Nama lain Bahasa Suryani Kuno adalah Bahasa Aram Suriah yang memiliki dokumentasinya secara baik. Bahasa Aram Suriah juga pernah menjadi pengantar di seluruh wilayah yang berada di Bulan Sabit Subur. Bahasa ini pernah menjadi terjemahan Kitab telah dibuat sejak abad ke-2 M yang disebut sebagai bahasa tulis yang dibagi menjadi dua bagian, yakni Bahasa Suryani Klasik dan Bahasa Suryani Pertengahan. Bahasa Suryani Baru sudah menjadi hal yang tidak asing bagi era sekarang karena dikenal dengan nama Bahasa Suryani. Posisinya, Bahasa Suryani Baru juga mengalami kekalahan lantaran penuturnya sangat sedikit. Hal itu berasal dari efek perang dunia pertama hingga penganiayaan sampai sekarana sehingga penuturnya nyaris sudah tidak ada lagi.

Mama Ghufron yang mengaku seorang wali dan mengarang 500 kitab berbahasa Suryani serta bisa berbahasa semut telah menyebarkan kesesatan. Mama Ghufron dan pengikutnya terus menyebarkan kesesatan di media sosial. Mama Ghufron tidak memiliki kemampuan keilmuan agama Islam yang baik. Tidak pernah terlihat Mama Ghufron membaca Al Qur’an dan hadits di hadapan para pengikutnya.

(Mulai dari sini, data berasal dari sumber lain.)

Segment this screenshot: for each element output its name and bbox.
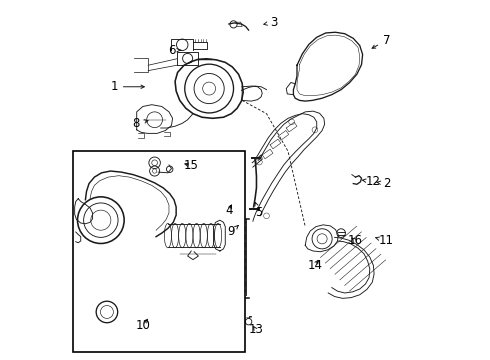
Text: 15: 15 xyxy=(184,159,198,172)
Text: 13: 13 xyxy=(248,323,263,336)
Text: 7: 7 xyxy=(372,33,391,48)
Text: 3: 3 xyxy=(264,16,277,29)
Text: 16: 16 xyxy=(348,234,363,247)
Text: 5: 5 xyxy=(255,202,262,219)
Text: 1: 1 xyxy=(110,80,145,93)
Text: 9: 9 xyxy=(228,225,238,238)
Text: 6: 6 xyxy=(168,44,181,57)
Text: 8: 8 xyxy=(133,117,148,130)
Text: 11: 11 xyxy=(376,234,394,247)
Text: 4: 4 xyxy=(225,204,233,217)
Text: 10: 10 xyxy=(135,319,150,332)
Text: 2: 2 xyxy=(377,177,391,190)
Text: 12: 12 xyxy=(363,175,381,188)
Text: 14: 14 xyxy=(307,259,322,272)
Bar xyxy=(73,151,245,352)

Penistaan Agama Seolah Dipelihara

Penistaan agama makin subur saja dalam ruang hidup sekularisme, paham yang memisahkan agama dari kehidupan. Ironisnya, paham ini juga diadopsi oleh negeri-negeri muslim, termasuk Indonesia. Jika agama yang diduga dinistakan adalah agama Islam, maka pelaku harus segera meminta maaf kepada umat Islam sehingga bisa dibicarakan lebih kondusif.

Ketua MUI Prof. Utang Ranuwijaya menilai, melaporkan pelaku terduga penistaan agama ke polisi sudah sangat tepat demi mencegah hal-hal yang tidak diinginkan. Sebabnya, agama merupakan isu sensitif yang dapat memicu ketegangan besar di tengah masyarakat. Ia mengatakan, kasus tindakan penodaan agama bukan tindak pidana aduan. Oleh karena itu, diadukan atau tidak oleh masyarakat, proses hukum akan terus berlanjut.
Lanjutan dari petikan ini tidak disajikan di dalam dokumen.